Coincidiendo con la entrada en vigor, en enero de 2021, del Tratado de Prohibición de Armas Nucleares (TPAN) elaborado por las Naciones Unidas, dos libros arrojan luz sobre la historia de esta categoría de armamentos y las problemáticas que los conciernen. En el libro dirigido por el jurista Nicolas Haupais (1), los autores analizan el arsenal francés, que cuenta hoy en día con trescientas cabezas nucleares, cada una de ellas con una potencia de 300 kilotones. Francia, respetuosa del derecho internacional, es firmante del Tratado de No Proliferación de 1968, con el que están comprometidos 191 Estados, lo cual no impide que mantenga operativa su capacidad nuclear. Bien es verdad que, desde que terminó la Guerra Fría, París ha implementado políticas de desarme, reconfigurando su modelo de disuasión nuclear según el criterio de suficiencia.

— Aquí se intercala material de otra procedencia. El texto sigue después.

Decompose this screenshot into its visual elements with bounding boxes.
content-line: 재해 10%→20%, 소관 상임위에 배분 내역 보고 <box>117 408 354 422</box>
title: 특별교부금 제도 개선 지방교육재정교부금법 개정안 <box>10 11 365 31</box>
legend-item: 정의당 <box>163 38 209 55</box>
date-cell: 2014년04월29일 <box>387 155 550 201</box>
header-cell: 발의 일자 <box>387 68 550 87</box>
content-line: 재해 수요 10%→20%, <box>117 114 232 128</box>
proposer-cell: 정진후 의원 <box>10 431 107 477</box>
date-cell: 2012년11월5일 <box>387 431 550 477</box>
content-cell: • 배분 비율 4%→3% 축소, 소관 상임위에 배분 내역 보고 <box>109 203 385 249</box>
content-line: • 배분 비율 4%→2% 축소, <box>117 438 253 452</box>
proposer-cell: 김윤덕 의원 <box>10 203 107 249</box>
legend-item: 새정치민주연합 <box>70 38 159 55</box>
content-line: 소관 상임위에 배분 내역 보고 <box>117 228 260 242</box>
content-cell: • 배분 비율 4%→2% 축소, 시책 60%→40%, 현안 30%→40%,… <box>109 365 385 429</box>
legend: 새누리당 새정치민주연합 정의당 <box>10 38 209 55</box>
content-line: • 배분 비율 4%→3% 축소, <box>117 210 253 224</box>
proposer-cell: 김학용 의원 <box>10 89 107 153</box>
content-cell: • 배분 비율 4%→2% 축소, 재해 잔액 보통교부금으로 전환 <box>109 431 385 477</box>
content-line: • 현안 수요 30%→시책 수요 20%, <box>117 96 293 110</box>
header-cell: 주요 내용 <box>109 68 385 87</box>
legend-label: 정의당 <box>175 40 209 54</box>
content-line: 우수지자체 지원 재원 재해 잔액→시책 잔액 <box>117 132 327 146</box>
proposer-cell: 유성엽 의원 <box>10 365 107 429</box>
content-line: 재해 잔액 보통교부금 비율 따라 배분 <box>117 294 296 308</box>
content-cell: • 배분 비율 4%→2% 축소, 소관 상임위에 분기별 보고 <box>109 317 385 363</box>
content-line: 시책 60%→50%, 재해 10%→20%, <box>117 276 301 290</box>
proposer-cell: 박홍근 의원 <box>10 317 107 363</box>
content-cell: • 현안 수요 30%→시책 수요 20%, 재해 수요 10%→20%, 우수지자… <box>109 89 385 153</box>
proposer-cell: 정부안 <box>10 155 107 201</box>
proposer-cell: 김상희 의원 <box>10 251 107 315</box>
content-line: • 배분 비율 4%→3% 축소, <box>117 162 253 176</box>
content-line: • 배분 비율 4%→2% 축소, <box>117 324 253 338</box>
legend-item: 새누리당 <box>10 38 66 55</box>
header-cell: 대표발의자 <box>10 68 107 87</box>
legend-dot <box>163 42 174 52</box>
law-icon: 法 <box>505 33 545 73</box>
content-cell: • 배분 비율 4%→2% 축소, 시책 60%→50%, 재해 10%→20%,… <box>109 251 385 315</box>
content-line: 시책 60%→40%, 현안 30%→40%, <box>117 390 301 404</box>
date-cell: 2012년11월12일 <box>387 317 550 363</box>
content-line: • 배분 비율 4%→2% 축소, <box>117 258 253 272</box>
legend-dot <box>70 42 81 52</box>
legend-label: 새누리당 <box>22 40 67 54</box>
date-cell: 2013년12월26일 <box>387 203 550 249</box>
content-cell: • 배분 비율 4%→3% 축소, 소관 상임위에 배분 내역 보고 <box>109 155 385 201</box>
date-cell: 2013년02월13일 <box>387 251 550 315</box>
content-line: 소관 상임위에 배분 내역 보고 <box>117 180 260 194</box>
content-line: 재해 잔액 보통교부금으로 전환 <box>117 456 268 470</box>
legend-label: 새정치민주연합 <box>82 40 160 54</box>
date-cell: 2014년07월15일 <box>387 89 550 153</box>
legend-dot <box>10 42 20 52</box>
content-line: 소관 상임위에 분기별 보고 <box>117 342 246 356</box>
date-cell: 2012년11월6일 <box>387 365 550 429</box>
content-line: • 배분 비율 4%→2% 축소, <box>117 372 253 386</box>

El segundo Libro Blanco sobre Defensa, de 1994, ratificaba el desmantelamiento del sistema de armas Hadès (misil nuclear táctico tierra-tierra de corto alcance). Sin embargo, Francia conserva y mantiene operativo su armamento nuclear de alto nivel –Rafale, Mirage, misiles aire-tierra de alcance medio mejorado (ASMPA, por sus siglas en francés)– y considera que las demás potencias no desarman lo suficiente. El arsenal mundial ha disminuido, no obstante, pasando de 65.000 armas en los años 1980 a 15.000 actualmente, y esta es una tendencia que se esfuerza en acelerar la Campaña Internacional para la Abolición de las Armas Nucleares (ICAN, por las siglas en inglés de International Campaign to Abolish Nuclear Weapons), receptora del Premio Nobel de la Paz en 2017.
El coronel francés Claude Lefebvre y el jurista Guillaume Weiszberg analizan, por su parte, la noción de “proliferación” nuclear (2). Distinguen entre la proliferación “vertical”, es decir, el aumento de la cantidad de armas o el desarrollo del poder destructivo de un país, y la proliferación “horizontal”: el incremento del número de países que poseen dichas armas. Desde una perspectiva histórica, recuerdan que la noción de “desarme” apareció en 1868 en el preámbulo de la Declaración de San Petersburgo, en la que el zar de Rusia abogaba por prohibir el uso de balas explosivas, demasiado letales y, por lo tanto, “contrarias a las leyes de la humanidad”. También muestran que la noción de “armas de destrucción masiva” (ADM) apareció en escritos del arzobispo de Canterbury, Cosmo Gordon Lang, en alusión al bombardeo de Gernika, en 1937, y a las atrocidades perpetradas por los japoneses cuando invadieron China, con especial hincapié en la masacre de Nankín. La expresión “ADM” fue posteriormente aceptada en 1946 por la Organización de las Naciones Unidas (ONU), con un papel determinante de su Asamblea General en ese tema, según apuntan los autores. Auspiciada por la ONU se celebró en 1984 la Conferencia de Desarme, histórica reunión en la que participaron diez Estados del bloque oriental y diez del bloque occidental.
Pese a esos esfuerzos multilaterales, pese a los acuerdos bilaterales Salt (por “Strategic Arms Limitation Talks”) I y II entre Estados Unidos y Unión Soviética en los años 1970, nunca se ha podido lograr un desarme general y completo. Surgen además hoy nuevas problemáticas, con la novedad de los drones y robots de combate, y también el perfeccionamiento de las armas químicas y bacteriológicas. Resulta necesaria una legislación internacional que regule su uso.
Ahora más que nunca es crucial la cuestión del desarme, sobre la que vienen alertando la ICAN, el Movimiento por la Paz, etc., en un mundo inestable y multipolar, presa de violentos conflictos, tanto internos como interestatales. Pero, al parecer, esta cuestión no moviliza ahora tanto como durante la Guerra Fría.